Le plus grand soutien de Trump est venu de la population qui déclare ne pas prêter ou peu d'attention à l'actualité politique. Le vide est comblé par un réseau fluctuant et parfaitement financé de canulars et d’escroqueries algorithmiques, produisant un sentiment de méfiance omniprésent. Cette méfiance joue même en faveur de Trump : beaucoup de gens ne croient pas qu’il fera beaucoup de choses sur lesquelles il insiste depuis des mois. Ce sont les nouveaux messagers, qui portent de nouveaux symboles d'autorité. Où sont les nôtres ? La plupart ont été balayés par la révolution néolibérale. Comme l’ont déjà dit Peter Mair et Ignacio Sánchez-Cuenca, nous vivons les conséquences d’une crise très profonde de la représentation et de l’intermédiation. Tout un monde d'idéologies, de partis, de syndicats, d'associations et de médias, supports d'un consensus qui semblait éternel, a été balayé en quelques années. Le message est similaire à celui d’antan, parfois trop similaire, mais de moins en moins de personnes peuvent le délivrer.
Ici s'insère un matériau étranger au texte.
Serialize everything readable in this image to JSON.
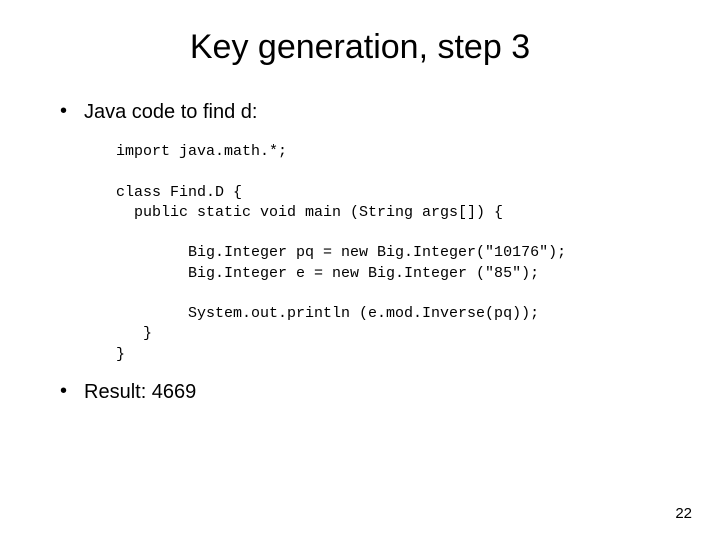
{
  "title": "Key generation, step 3",
  "bullet1": "Java code to find d:",
  "code": "import java.math.*;\n\nclass Find.D {\n  public static void main (String args[]) {\n\n        Big.Integer pq = new Big.Integer(\"10176\");\n        Big.Integer e = new Big.Integer (\"85\");\n\n        System.out.println (e.mod.Inverse(pq));\n   }\n}",
  "bullet2": "Result: 4669",
  "page_number": "22"
}
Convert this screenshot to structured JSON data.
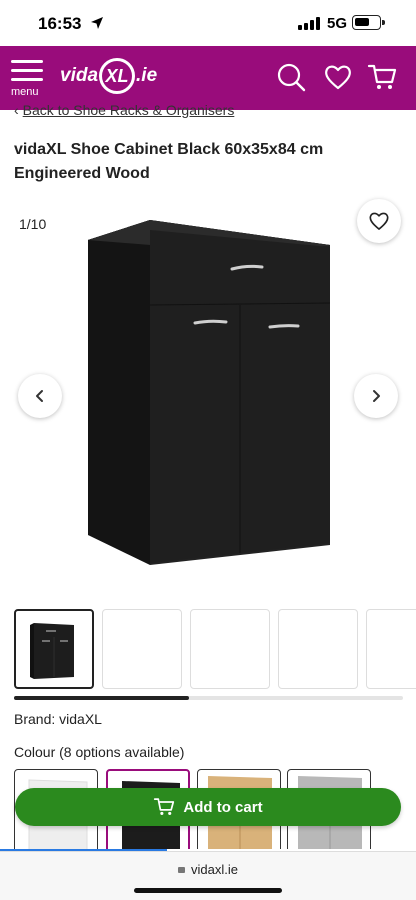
{
  "status_bar": {
    "time": "16:53",
    "network": "5G"
  },
  "header": {
    "menu_label": "menu",
    "logo": {
      "left": "vida",
      "mark": "XL",
      "right": ".ie"
    },
    "icons": [
      "search-icon",
      "heart-icon",
      "cart-icon"
    ],
    "brand_color": "#990c7b"
  },
  "breadcrumb": {
    "text": "Back to Shoe Racks & Organisers"
  },
  "product": {
    "title": "vidaXL Shoe Cabinet Black 60x35x84 cm Engineered Wood",
    "image_counter": "1/10",
    "brand": "Brand: vidaXL",
    "colour_label": "Colour (8 options available)"
  },
  "gallery": {
    "thumbnail_count_visible": 5,
    "scroll_progress": 0.45
  },
  "swatches": [
    {
      "name": "White",
      "color": "#f2f2f2"
    },
    {
      "name": "Black",
      "color": "#1c1c1c",
      "selected": true
    },
    {
      "name": "Sonoma Oak",
      "color": "#d9b27a"
    },
    {
      "name": "Concrete Grey",
      "color": "#b8b8b8"
    }
  ],
  "cart": {
    "label": "Add to cart",
    "color": "#2b8a1e"
  },
  "browser": {
    "url": "vidaxl.ie"
  }
}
Mario Tronti a déclaré, après la victoire totalisante du capitalisme, que la manière la plus appropriée de faire de la politique serait désormais de former une opposition au sein du gouvernement. Une réflexion avancée, qui se confirme aujourd'hui. Tous les gouvernements des symboles anciens semblent condamnés à mener une opposition permanente aux pouvoirs voués à l'érosion de la confiance. Le réalisme nous dit que depuis trois ou quatre décennies nous avons toujours été dans l’opposition, ramant à contre-courant. La science nous dit que nous avons de moins en moins de temps pour éviter des catastrophes insupportables. La restauration des symboles et des messagers à la hauteur de ces dangers, plutôt que l'éternel raffinement d'un message de plus en plus impuissant, est la tâche du présent. Une tâche antérieure, peut-être plus humble, d'infrastructure, de pur mécanisme. Il est tentant de rêver à des champs où nous pourrions voler, mais nous n'avons pas encore franchi le premier mur du palais.